Unidentified gunmen have opened fire on the Israeli embassy in the Mauritanian capital, Nouakchott, wounding at least one person, officials have said.
The Israeli ambassador said the wounded man was a Mauritanian who lived nearby, and that no embassy staff had been hurt in the overnight shooting in the city.
Witnesses said the six attackers had traded fire with embassy guards before shouting "God is great" as they fled.
In December, four French tourists were killed by suspected Islamist militants.
At least nine people were arrested in connection with that attack, which occurred in Aleg, about 250km (160 miles) east of Nouakchott.
Prosecutors said they were thought to belong to al-Qaeda in the Islamic Maghreb - an Algeria-based group formerly known as the Salafist Group for Preaching and Combat (GSPC).
Authorities in the West African country of Guinea-Bissau later said they had arrested five other Mauritanians over the killings.
The attack - a rare event in the south of Mauritania - led the French organisers of the Lisbon-Dakar Rally to cancel the event due to security concerns.
Ali Fall, an employee of a local club, said he saw six men wearing boubous - long flowing African gowns - and turbans get out of a vehicle and walk towards a restaurant near the Israeli embassy.
"They said loudly in Arabic 'Let's go', then shouted 'Allahu Akbar' [God is great] and opened fire," he said.
Mauritanian soldiers guarding the embassy immediately returned fire and the gunmen quickly fled in their car.
Israel's ambassador to Mauritania, Boaz Bismuth, confirmed there had been a shooting at 0220 (0220 GMT) and said he was only aware of one person who had been hurt in the incident.
"All the embassy staff, Israeli and Mauritanian, are safe," he told the Reuters news agency.

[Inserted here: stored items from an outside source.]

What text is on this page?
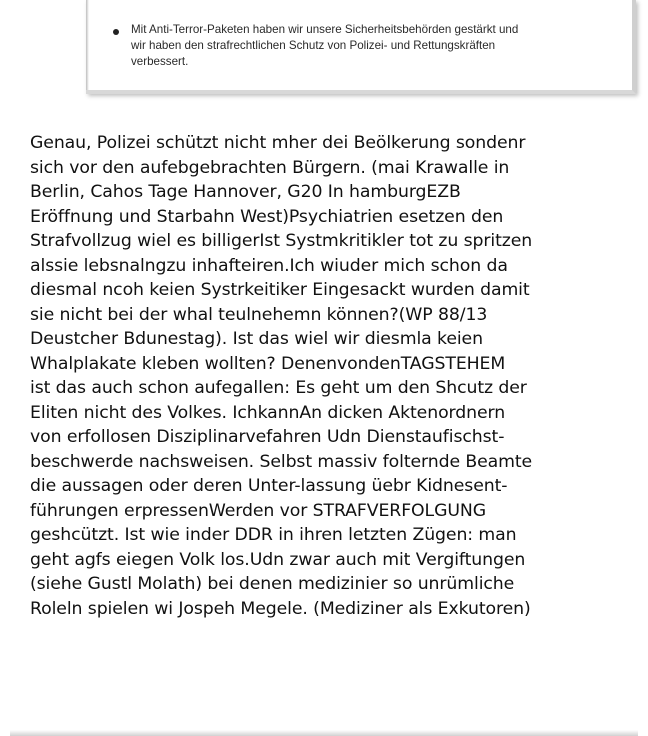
Mit Anti-Terror-Paketen haben wir unsere Sicherheitsbehörden gestärkt und
wir haben den strafrechtlichen Schutz von Polizei- und Rettungskräften
verbessert.
Genau, Polizei schützt nicht mher dei Beölkerung sondenr
sich vor den aufebgebrachten Bürgern. (mai Krawalle in
Berlin, Cahos Tage Hannover, G20 In hamburgEZB
Eröffnung und Starbahn West)Psychiatrien esetzen den
Strafvollzug wiel es billigerIst Systmkritikler tot zu spritzen
alssie lebsnalngzu inhafteiren.Ich wiuder mich schon da
diesmal ncoh keien Systrkeitiker Eingesackt wurden damit
sie nicht bei der whal teulnehemn können?(WP 88/13
Deustcher Bdunestag). Ist das wiel wir diesmla keien
Whalplakate kleben wollten? DenenvondenTAGSTEHEM
ist das auch schon aufegallen: Es geht um den Shcutz der
Eliten nicht des Volkes. IchkannAn dicken Aktenordnern
von erfollosen Disziplinarvefahren Udn Dienstaufischst-
beschwerde nachsweisen. Selbst massiv folternde Beamte
die aussagen oder deren Unter-lassung üebr Kidnesent-
führungen erpressenWerden vor STRAFVERFOLGUNG
geshcützt. Ist wie inder DDR in ihren letzten Zügen: man
geht agfs eiegen Volk los.Udn zwar auch mit Vergiftungen
(siehe Gustl Molath) bei denen medizinier so unrümliche
Roleln spielen wi Jospeh Megele. (Mediziner als Exkutoren)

"I have received many phone calls from Mauritanian friends who are very concerned. That is the only positive thing in a very sad night," he added.

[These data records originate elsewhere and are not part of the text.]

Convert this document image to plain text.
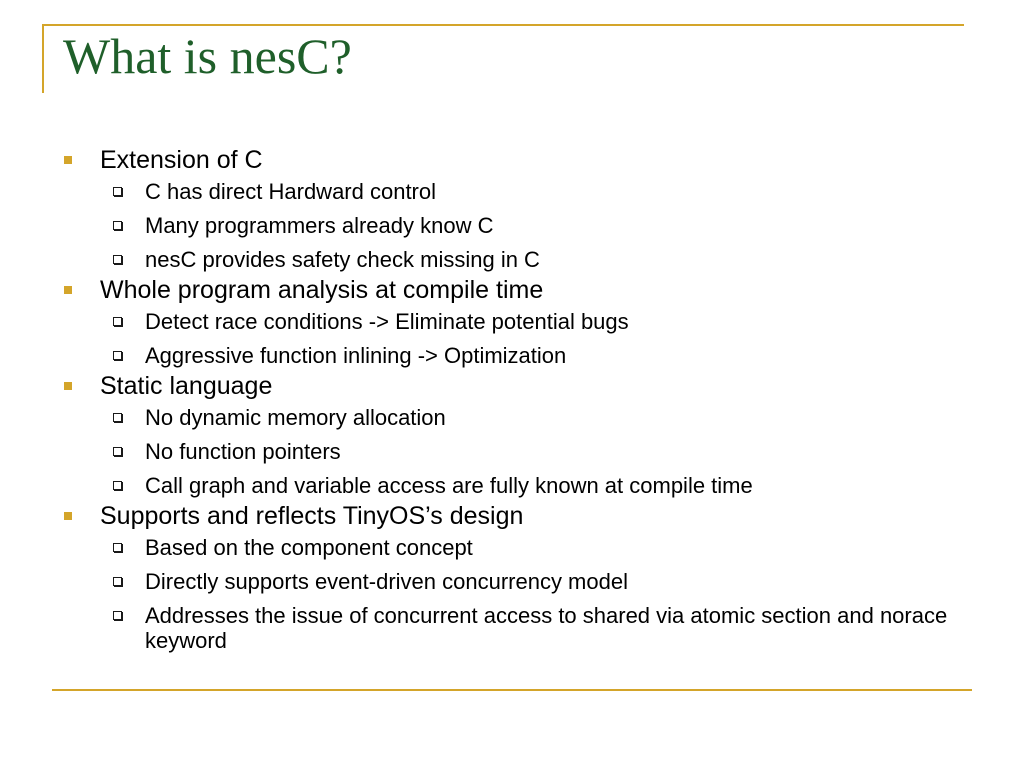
What is nesC?
Extension of C
C has direct Hardward control
Many programmers already know C
nesC provides safety check missing in C
Whole program analysis at compile time
Detect race conditions -> Eliminate potential bugs
Aggressive function inlining -> Optimization
Static language
No dynamic memory allocation
No function pointers
Call graph and variable access are fully known at compile time
Supports and reflects TinyOS’s design
Based on the component concept
Directly supports event-driven concurrency model
Addresses the issue of concurrent access to shared via atomic section and norace keyword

The area around the embassy was later cordoned off by the Mauritanian military and an Israeli security team has been sent to Mauritania to examine the scene of the attack.
The Islamic Republic of Mauritania is one of the few members of the Arab League to have diplomatic relations with Israel.
Mr Bismuth said the attack had followed recent public calls by political parties in the country for the government to sever such ties in protest at Israel's policies in the Gaza Strip.